63 12

The special-effects branch of the film industry has been working its way toward verisimilitude for a long time. The latest obstacle—where the acting troupes of simulacra have been waylaid—is the Uncanny Valley. In their efforts to deceive us, they’ve hit a snag: like dogs barking at the Terminator, we can smell when they’re faking humans. And when we’re given something that’s almost convincingly human but just isn’t quite right, we get to feeling uncomfortable.

The Australian-born artist Ron Mueck has occupied the Uncanny Valley—that lapse just short of believable humanity—and made it his artistic stomping ground. With a background in advertising and film—including work on Jim Henson’s Labyrinth —he has embraced a craft increasingly bypassed by the industry, and uses it to astonishing effect. So while film increasingly shies away from modelling in any material other than ones and zeroes, Mueck makes uncannily lifelike mannequins and dresses them in isolation, unease and otherness.

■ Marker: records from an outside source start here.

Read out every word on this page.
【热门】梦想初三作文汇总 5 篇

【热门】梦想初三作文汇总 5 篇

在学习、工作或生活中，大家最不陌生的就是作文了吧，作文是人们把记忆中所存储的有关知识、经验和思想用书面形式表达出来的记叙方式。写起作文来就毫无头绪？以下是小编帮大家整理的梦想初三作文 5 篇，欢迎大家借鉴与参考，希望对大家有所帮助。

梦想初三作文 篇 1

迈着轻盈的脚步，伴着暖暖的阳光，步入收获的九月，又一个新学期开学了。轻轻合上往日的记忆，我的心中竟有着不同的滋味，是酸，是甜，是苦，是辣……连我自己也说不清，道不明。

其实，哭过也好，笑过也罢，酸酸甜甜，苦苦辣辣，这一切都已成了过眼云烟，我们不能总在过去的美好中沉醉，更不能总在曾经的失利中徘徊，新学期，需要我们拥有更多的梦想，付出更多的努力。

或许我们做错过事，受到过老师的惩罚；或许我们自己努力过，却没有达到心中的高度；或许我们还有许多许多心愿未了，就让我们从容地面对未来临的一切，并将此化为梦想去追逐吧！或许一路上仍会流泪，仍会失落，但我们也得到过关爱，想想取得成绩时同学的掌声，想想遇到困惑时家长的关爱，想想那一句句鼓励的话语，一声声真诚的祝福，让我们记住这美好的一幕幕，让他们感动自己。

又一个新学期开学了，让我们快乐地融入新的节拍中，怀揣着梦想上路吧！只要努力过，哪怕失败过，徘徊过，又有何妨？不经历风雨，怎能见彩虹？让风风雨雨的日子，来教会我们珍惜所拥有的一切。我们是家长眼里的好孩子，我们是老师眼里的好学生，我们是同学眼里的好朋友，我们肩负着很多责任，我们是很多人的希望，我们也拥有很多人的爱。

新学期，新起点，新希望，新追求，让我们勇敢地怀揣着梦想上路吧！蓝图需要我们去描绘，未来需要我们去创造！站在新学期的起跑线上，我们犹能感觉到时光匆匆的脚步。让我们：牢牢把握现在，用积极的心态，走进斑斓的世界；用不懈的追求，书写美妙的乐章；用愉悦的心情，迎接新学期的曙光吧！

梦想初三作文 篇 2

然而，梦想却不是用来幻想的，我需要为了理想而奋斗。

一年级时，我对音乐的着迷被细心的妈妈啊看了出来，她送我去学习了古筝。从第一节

His disembodied ‘Head of a Baby’ would be a perfect imitation were it not for the controlled, critically appraising look with which it challenges the viewer. ‘Dead Dad’ is a hyper-realistic recreation of grief—the artist’s father is presented unflinchingly, prostrate on the ground, naked, his body apparently hardening with death. ‘Boy’ crouches, wearing only shorts, his arms partially obscuring his face, seeming to exist on a quite different plane from the audience. And he does, because they are barely the height of his calves: even crouching, ‘Boy’ nearly touches the ceiling. ‘Dead Dad’ is only two-thirds size. ‘Head of a Baby’ might derive the confidence of its gaze from being more than two metres in width.

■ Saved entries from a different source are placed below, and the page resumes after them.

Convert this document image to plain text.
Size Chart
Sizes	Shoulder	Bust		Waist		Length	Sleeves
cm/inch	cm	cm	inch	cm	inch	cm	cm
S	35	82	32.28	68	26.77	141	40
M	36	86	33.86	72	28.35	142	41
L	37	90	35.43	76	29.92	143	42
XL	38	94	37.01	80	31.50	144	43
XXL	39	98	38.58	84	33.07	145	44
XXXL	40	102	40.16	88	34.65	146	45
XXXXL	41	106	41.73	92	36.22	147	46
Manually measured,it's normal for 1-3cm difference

Unfortunately, reproduction in a book largely robs the works of their sometimes surprising scale. Mueck’s neurotic attention to detail is so absolute that photographs betray little indication of size: the viewer cannot be dwarfed or amplified by the encounter.

However, the final section of the book—which documents the process in a series of studio photographs—shows Mueck and his assistants interacting with their oddly proportioned progeny; and these make up some of the more striking images in an already compelling collection. Even this glimpse into the mechanics of Mueck’s creations—a mould hung with a silicone mask; or a figure waiting for hairs to be punched into it—emphasises the vividness of the completed works.